CBD is a fat-soluble cannabinoid that is growing in popularity
For bioavailability and for the sake of making CBD-infused beverages, it is important to know how to make water-soluble CBD. In this article, we describe solubility and solutions for making water-soluble CBD, such as by using a CBD nanoemulsion.
As medicinal cannabis and THC become increasingly acceptable and legally available, a parallel interest is growing in the benefits of another component of cannabis — cannabidiol, or CBD. CBD, a non-THC (non-psychoactive) cannabinoid, can be helpful for a vast number of medical conditions, including anxiety, epileptic seizures, chronic pain and spasticity from multiple sclerosis.
Because CBD does not produce psychoactive effects, which can interfere with life functioning, there is a growing demand for products containing isolated extracts of this cannabinoid. Unfortunately, CBD — like THC — is hydrophobic. That is, it does not naturally dissolve in water, which means that it not only resists being dissolved in water-based beverages but also is not well-absorbed by the body. The good news is that there are ways around this challenge, but before we get into how to make CBD water soluble, we need to take a look at what it means for a substance to be water-soluble and why this property is so important.
CBD and Other Hydrophobes
CBD, as well as other cannabinoids like THC, is nonpolar and therefore hydrophobic. Like the fat-soluble vitamins (including vitamins A, D, E and K) and the essential fatty acids (including linoleic acid, omega 3 fatty acid and omega 6 fatty acid), cannabinoids don’t readily dissolve in water. Of course, they can be extracted from plant matter via a simple deep fry in vegetable oil, and isolated CBD will also happily dissolve in oil. For maximal efficacy, though, it would be ideal to be able to infuse CBD in a beverage — and not just because of the convenience of “drinking your nutraceuticals.”
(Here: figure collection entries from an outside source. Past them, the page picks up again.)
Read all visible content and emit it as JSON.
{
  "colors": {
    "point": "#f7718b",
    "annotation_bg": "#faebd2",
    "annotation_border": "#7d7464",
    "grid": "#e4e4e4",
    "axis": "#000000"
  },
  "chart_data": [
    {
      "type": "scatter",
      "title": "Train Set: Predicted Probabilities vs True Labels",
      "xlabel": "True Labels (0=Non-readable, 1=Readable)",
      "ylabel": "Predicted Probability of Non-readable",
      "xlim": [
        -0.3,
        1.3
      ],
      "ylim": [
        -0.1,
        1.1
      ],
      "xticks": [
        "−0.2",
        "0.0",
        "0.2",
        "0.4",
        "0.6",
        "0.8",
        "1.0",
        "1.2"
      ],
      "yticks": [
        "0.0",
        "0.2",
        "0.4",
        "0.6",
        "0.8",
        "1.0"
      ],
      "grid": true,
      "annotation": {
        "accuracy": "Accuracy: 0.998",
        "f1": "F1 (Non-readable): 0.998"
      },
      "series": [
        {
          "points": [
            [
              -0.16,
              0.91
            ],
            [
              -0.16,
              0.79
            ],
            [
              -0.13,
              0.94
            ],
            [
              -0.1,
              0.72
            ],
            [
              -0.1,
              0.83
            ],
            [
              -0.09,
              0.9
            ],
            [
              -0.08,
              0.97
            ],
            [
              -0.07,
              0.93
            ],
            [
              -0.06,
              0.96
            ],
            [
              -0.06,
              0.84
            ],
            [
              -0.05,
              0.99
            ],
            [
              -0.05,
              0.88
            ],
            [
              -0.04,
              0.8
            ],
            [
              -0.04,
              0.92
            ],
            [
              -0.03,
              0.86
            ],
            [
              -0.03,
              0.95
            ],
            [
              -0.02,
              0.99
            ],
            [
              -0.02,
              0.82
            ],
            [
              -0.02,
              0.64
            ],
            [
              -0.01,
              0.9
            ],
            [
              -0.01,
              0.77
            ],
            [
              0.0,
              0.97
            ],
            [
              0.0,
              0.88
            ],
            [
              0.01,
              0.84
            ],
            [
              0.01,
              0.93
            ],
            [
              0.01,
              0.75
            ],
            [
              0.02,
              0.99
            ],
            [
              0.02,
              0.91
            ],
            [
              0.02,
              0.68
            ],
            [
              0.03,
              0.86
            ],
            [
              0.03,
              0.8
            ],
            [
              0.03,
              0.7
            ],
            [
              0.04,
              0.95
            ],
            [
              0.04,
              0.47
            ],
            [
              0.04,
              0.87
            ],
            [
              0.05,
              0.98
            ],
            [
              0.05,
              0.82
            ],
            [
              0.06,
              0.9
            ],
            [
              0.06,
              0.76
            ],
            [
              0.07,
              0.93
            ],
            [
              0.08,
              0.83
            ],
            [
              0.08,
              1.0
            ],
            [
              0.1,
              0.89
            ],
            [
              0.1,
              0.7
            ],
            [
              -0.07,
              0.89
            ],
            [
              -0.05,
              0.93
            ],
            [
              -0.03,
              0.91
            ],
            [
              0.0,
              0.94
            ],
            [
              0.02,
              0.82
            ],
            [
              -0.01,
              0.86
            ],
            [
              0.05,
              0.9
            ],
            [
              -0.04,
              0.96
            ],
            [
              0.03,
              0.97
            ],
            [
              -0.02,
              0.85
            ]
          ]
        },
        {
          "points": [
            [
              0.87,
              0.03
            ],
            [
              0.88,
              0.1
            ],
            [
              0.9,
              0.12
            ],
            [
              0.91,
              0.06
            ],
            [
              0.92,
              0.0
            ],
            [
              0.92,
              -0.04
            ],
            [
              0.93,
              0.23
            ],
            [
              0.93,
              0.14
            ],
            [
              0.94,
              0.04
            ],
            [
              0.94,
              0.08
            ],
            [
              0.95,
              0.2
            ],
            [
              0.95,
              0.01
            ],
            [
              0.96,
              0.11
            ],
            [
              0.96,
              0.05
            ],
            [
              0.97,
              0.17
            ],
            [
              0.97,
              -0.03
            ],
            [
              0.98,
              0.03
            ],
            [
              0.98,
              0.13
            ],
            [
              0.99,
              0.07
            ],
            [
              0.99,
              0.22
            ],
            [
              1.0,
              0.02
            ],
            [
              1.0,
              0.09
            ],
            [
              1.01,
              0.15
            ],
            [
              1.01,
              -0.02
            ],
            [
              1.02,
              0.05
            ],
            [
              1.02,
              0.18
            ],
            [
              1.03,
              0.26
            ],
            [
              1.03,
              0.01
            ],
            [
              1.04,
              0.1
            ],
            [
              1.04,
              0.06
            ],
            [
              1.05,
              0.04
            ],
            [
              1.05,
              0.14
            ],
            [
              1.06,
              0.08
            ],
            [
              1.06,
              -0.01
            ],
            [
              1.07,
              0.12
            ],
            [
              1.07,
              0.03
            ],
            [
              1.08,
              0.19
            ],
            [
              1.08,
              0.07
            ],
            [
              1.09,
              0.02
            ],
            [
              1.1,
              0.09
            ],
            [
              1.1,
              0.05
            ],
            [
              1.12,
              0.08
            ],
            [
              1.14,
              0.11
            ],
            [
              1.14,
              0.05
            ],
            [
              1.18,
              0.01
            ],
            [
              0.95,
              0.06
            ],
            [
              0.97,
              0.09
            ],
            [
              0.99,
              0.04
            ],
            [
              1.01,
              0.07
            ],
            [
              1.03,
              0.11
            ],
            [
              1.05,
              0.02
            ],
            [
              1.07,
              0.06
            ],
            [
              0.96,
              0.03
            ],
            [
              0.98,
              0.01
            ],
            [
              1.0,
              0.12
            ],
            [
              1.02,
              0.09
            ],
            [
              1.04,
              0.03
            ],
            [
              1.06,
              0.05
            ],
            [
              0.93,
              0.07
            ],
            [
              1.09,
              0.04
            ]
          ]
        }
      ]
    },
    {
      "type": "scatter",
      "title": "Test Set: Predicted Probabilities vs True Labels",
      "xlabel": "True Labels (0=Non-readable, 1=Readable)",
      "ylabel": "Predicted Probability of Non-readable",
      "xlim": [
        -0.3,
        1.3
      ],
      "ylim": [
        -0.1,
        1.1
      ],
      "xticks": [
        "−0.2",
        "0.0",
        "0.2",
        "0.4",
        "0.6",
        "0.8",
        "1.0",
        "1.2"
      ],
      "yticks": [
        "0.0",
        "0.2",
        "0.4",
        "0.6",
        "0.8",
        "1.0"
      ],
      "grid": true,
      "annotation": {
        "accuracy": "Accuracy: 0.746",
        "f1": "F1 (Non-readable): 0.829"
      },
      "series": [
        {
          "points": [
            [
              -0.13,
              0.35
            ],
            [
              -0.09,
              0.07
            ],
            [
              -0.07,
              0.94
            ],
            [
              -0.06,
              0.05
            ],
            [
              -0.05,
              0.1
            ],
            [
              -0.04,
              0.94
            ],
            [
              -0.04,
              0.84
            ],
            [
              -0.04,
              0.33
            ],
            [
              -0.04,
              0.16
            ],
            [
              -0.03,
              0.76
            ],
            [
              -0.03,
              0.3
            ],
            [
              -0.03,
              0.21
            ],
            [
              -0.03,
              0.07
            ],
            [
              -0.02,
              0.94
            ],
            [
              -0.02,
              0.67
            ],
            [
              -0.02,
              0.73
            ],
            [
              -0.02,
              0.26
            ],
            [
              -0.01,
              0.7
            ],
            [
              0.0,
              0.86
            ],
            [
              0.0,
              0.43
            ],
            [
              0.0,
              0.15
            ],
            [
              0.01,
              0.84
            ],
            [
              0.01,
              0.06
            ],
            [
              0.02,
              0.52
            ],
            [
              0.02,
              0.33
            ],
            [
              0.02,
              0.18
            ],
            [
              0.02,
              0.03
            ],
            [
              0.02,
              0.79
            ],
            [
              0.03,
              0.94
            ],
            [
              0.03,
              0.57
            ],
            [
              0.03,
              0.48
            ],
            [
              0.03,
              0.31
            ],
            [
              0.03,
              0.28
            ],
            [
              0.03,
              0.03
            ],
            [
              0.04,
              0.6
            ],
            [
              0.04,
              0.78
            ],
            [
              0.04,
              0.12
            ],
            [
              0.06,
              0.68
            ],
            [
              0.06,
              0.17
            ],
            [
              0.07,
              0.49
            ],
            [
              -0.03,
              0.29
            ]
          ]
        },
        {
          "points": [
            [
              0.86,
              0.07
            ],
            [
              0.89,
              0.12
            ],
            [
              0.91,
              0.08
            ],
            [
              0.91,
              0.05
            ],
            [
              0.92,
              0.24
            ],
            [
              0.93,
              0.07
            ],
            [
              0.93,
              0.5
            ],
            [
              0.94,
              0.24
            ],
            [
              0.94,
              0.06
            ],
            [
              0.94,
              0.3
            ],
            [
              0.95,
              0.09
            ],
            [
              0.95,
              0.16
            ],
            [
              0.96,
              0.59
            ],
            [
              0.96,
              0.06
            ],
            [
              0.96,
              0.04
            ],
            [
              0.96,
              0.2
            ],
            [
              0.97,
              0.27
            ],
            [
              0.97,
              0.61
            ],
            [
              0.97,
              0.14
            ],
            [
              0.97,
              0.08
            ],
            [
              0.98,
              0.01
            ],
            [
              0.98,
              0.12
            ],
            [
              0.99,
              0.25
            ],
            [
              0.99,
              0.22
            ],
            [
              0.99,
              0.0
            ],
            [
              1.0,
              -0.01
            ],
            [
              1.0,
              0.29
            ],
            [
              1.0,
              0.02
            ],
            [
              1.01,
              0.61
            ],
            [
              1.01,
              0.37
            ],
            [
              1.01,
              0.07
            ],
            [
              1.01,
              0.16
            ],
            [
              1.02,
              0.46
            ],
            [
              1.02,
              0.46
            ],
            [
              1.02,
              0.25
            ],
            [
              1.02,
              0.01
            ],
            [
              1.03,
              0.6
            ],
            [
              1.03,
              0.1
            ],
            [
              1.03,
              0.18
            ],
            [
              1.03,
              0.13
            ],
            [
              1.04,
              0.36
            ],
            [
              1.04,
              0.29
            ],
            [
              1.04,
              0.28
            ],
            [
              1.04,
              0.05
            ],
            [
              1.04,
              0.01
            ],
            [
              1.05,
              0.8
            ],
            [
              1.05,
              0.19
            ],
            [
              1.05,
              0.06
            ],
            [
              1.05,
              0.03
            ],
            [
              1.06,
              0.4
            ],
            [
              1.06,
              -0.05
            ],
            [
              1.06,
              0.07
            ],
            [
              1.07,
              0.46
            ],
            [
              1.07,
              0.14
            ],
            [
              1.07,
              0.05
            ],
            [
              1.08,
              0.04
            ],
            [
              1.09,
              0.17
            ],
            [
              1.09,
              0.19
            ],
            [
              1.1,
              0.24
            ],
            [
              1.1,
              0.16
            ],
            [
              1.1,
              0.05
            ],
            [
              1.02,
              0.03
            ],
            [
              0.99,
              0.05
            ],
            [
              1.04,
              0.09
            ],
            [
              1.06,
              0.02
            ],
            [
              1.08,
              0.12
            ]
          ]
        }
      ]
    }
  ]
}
Why Solubility Is Important
Water solubility is not just important for making attractive beverages; it’s also vital to bioavailability. For a substance to be bioavailable (able to have a biological effect in our bodies), it must first be absorbed from our gastrointestinal tract into our body tissue. Since the fluids inside our GI tract are mainly composed of water (and, indeed, our bodies in general are mainly composed of water), a substance must be water-soluble in order for it to be well-absorbed.